In Western Europe TB is widely perceived as a problem of the past, but the disease remains active, mainly in cities. London has the highest overall TB rate of any capital city in Western Europe, with 3500 cases annually. London has seen a 30% increase in TB cases over the past decade and a doubling of MDR-TB between 2005 and 2009.
Although countries in Eastern Europe and Central Asia are hardest hit by drug-resistant TB, they are treating MDR-TB with greater success than their neighbours in Western Europe. The treatment success rate in Eastern Europe and Central Asia is an estimated 65%. In Western Europe, treatment success rates vary widely by country, but just 32% of MDR-TB patients are successfully treated overall.
"People everywhere across the European region should take this plan, and the need to fully implement it, very seriously. We will share great risks and great responsibilities if we fail," said Dr Lucica Ditiu, Executive Secretary of the Stop TB Partnership. "To be successful we will need engagement of all needed partners, including and especially civil society, as the plan stresses."
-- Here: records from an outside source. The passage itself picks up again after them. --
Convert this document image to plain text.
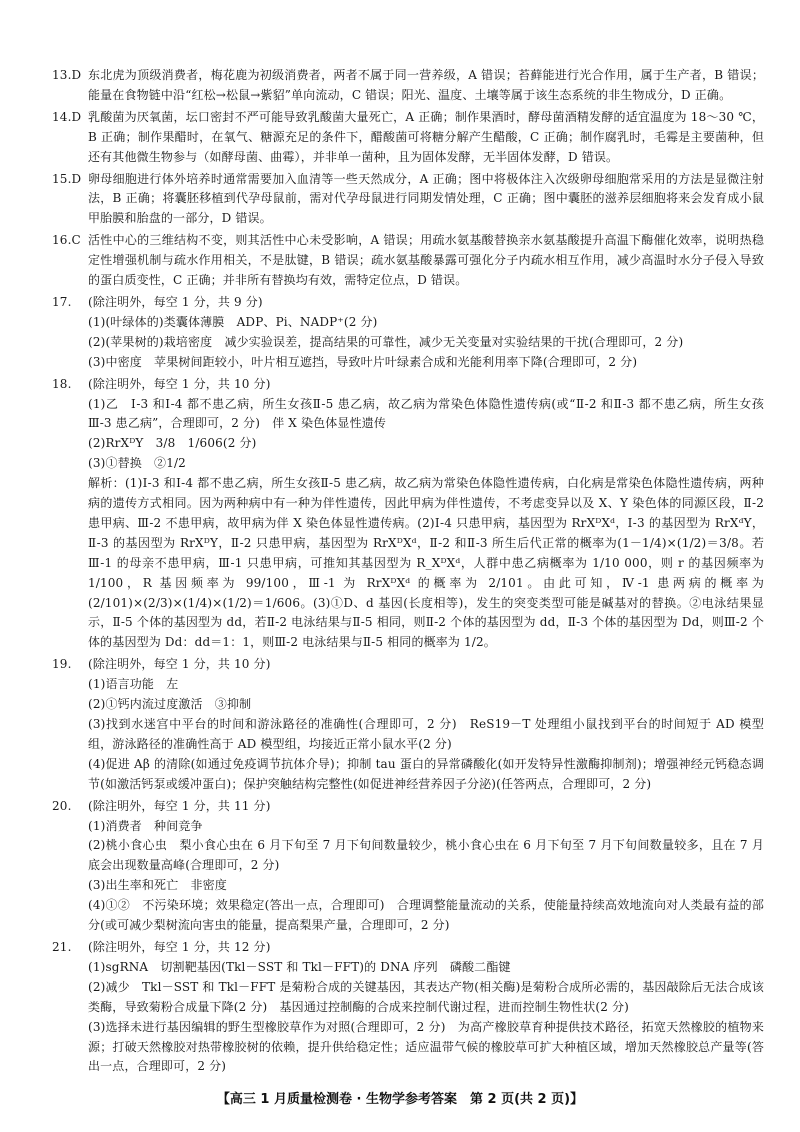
13.D 东北虎为顶级消费者，梅花鹿为初级消费者，两者不属于同一营养级，A 错误；苔藓能进行光合作用，属于生产者，B 错误；能量在食物链中沿“红松→松鼠→紫貂”单向流动，C 错误；阳光、温度、土壤等属于该生态系统的非生物成分，D 正确。
14.D 乳酸菌为厌氧菌，坛口密封不严可能导致乳酸菌大量死亡，A 正确；制作果酒时，酵母菌酒精发酵的适宜温度为 18～30 ℃，B 正确；制作果醋时，在氧气、糖源充足的条件下，醋酸菌可将糖分解产生醋酸，C 正确；制作腐乳时，毛霉是主要菌种，但还有其他微生物参与（如酵母菌、曲霉），并非单一菌种，且为固体发酵，无半固体发酵，D 错误。
15.D 卵母细胞进行体外培养时通常需要加入血清等一些天然成分，A 正确；图中将极体注入次级卵母细胞常采用的方法是显微注射法，B 正确；将囊胚移植到代孕母鼠前，需对代孕母鼠进行同期发情处理，C 正确；图中囊胚的滋养层细胞将来会发育成小鼠甲胎膜和胎盘的一部分，D 错误。
16.C 活性中心的三维结构不变，则其活性中心未受影响，A 错误；用疏水氨基酸替换亲水氨基酸提升高温下酶催化效率，说明热稳定性增强机制与疏水作用相关，不是肽键，B 错误；疏水氨基酸暴露可强化分子内疏水相互作用，减少高温时水分子侵入导致的蛋白质变性，C 正确；并非所有替换均有效，需特定位点，D 错误。
17. (除注明外，每空 1 分，共 9 分)
(1)(叶绿体的)类囊体薄膜　ADP、Pi、NADP⁺(2 分)
(2)(苹果树的)栽培密度　减少实验误差，提高结果的可靠性，减少无关变量对实验结果的干扰(合理即可，2 分)
(3)中密度　苹果树间距较小，叶片相互遮挡，导致叶片叶绿素合成和光能利用率下降(合理即可，2 分)
18. (除注明外，每空 1 分，共 10 分)
(1)乙　Ⅰ-3 和Ⅰ-4 都不患乙病，所生女孩Ⅱ-5 患乙病，故乙病为常染色体隐性遗传病(或“Ⅱ-2 和Ⅱ-3 都不患乙病，所生女孩Ⅲ-3 患乙病”，合理即可，2 分)　伴 X 染色体显性遗传
(2)RrXᴰY　3/8　1/606(2 分)
(3)①替换　②1/2
解析：(1)Ⅰ-3 和Ⅰ-4 都不患乙病，所生女孩Ⅱ-5 患乙病，故乙病为常染色体隐性遗传病，白化病是常染色体隐性遗传病，两种病的遗传方式相同。因为两种病中有一种为伴性遗传，因此甲病为伴性遗传，不考虑变异以及 X、Y 染色体的同源区段，Ⅱ-2 患甲病、Ⅲ-2 不患甲病，故甲病为伴 X 染色体显性遗传病。(2)Ⅰ-4 只患甲病，基因型为 RrXᴰXᵈ，Ⅰ-3 的基因型为 RrXᵈY，Ⅱ-3 的基因型为 RrXᴰY，Ⅱ-2 只患甲病，基因型为 RrXᴰXᵈ，Ⅱ-2 和Ⅱ-3 所生后代正常的概率为(1－1/4)×(1/2)＝3/8。若Ⅲ-1 的母亲不患甲病，Ⅲ-1 只患甲病，可推知其基因型为 R_XᴰXᵈ，人群中患乙病概率为 1/10 000，则 r 的基因频率为 1/100，R 基因频率为 99/100，Ⅲ-1 为 RrXᴰXᵈ 的概率为 2/101。由此可知，Ⅳ-1 患两病的概率为(2/101)×(2/3)×(1/4)×(1/2)＝1/606。(3)①D、d 基因(长度相等)，发生的突变类型可能是碱基对的替换。②电泳结果显示，Ⅱ-5 个体的基因型为 dd，若Ⅱ-2 电泳结果与Ⅱ-5 相同，则Ⅱ-2 个体的基因型为 dd，Ⅱ-3 个体的基因型为 Dd，则Ⅲ-2 个体的基因型为 Dd：dd＝1：1，则Ⅲ-2 电泳结果与Ⅱ-5 相同的概率为 1/2。
19. (除注明外，每空 1 分，共 10 分)
(1)语言功能　左
(2)①钙内流过度激活　③抑制
(3)找到水迷宫中平台的时间和游泳路径的准确性(合理即可，2 分)　ReS19－T 处理组小鼠找到平台的时间短于 AD 模型组，游泳路径的准确性高于 AD 模型组，均接近正常小鼠水平(2 分)
(4)促进 Aβ 的清除(如通过免疫调节抗体介导)；抑制 tau 蛋白的异常磷酸化(如开发特异性激酶抑制剂)；增强神经元钙稳态调节(如激活钙泵或缓冲蛋白)；保护突触结构完整性(如促进神经营养因子分泌)(任答两点，合理即可，2 分)
20. (除注明外，每空 1 分，共 11 分)
(1)消费者　种间竞争
(2)桃小食心虫　梨小食心虫在 6 月下旬至 7 月下旬间数量较少，桃小食心虫在 6 月下旬至 7 月下旬间数量较多，且在 7 月底会出现数量高峰(合理即可，2 分)
(3)出生率和死亡　非密度
(4)①②　不污染环境；效果稳定(答出一点，合理即可)　合理调整能量流动的关系，使能量持续高效地流向对人类最有益的部分(或可减少梨树流向害虫的能量，提高梨果产量，合理即可，2 分)
21. (除注明外，每空 1 分，共 12 分)
(1)sgRNA　切割靶基因(Tkl－SST 和 Tkl－FFT)的 DNA 序列　磷酸二酯键
(2)减少　Tkl－SST 和 Tkl－FFT 是菊粉合成的关键基因，其表达产物(相关酶)是菊粉合成所必需的，基因敲除后无法合成该类酶，导致菊粉合成量下降(2 分)　基因通过控制酶的合成来控制代谢过程，进而控制生物性状(2 分)
(3)选择未进行基因编辑的野生型橡胶草作为对照(合理即可，2 分)　为高产橡胶草育种提供技术路径，拓宽天然橡胶的植物来源；打破天然橡胶对热带橡胶树的依赖，提升供给稳定性；适应温带气候的橡胶草可扩大种植区域，增加天然橡胶总产量等(答出一点，合理即可，2 分)
【高三 1 月质量检测卷 · 生物学参考答案　第 2 页(共 2 页)】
If the plan is fully implemented, 127 000 people will be successfully treated for drug-resistant TB and 120 000 deaths will be averted. The plan will cost an estimated US$ 5 billion, but this cost will be recouped, since 250 000 MDR-TB and 13 000 XDR-TB cases will be prevented, resulting in a savings of $US 7 billion. Prevention of premature deaths among patients with drug-resistant TB, with consequential increased productivity for the region, will generate an additional US$ 5 billion.
The Global Fund to Fight AIDS, Tuberculosis and Malaria has said it backs the action plan and is ready to provide financial support in affected countries that step up their own financial commitments on MDR-TB.
The London press event was generously hosted by Kempinski Hotels, a close partner of the Stop TB Partnership.
"The action plan shows a fantastic collaboration between WHO/European Region Office and its partners in the region," said Dr Ditiu. "In addition, the events in London are a great example of the Stop TB Partnership working with WHO regional offices and the private sector - in this case Kempinski Hotels - to press for action to stop TB in its tracks."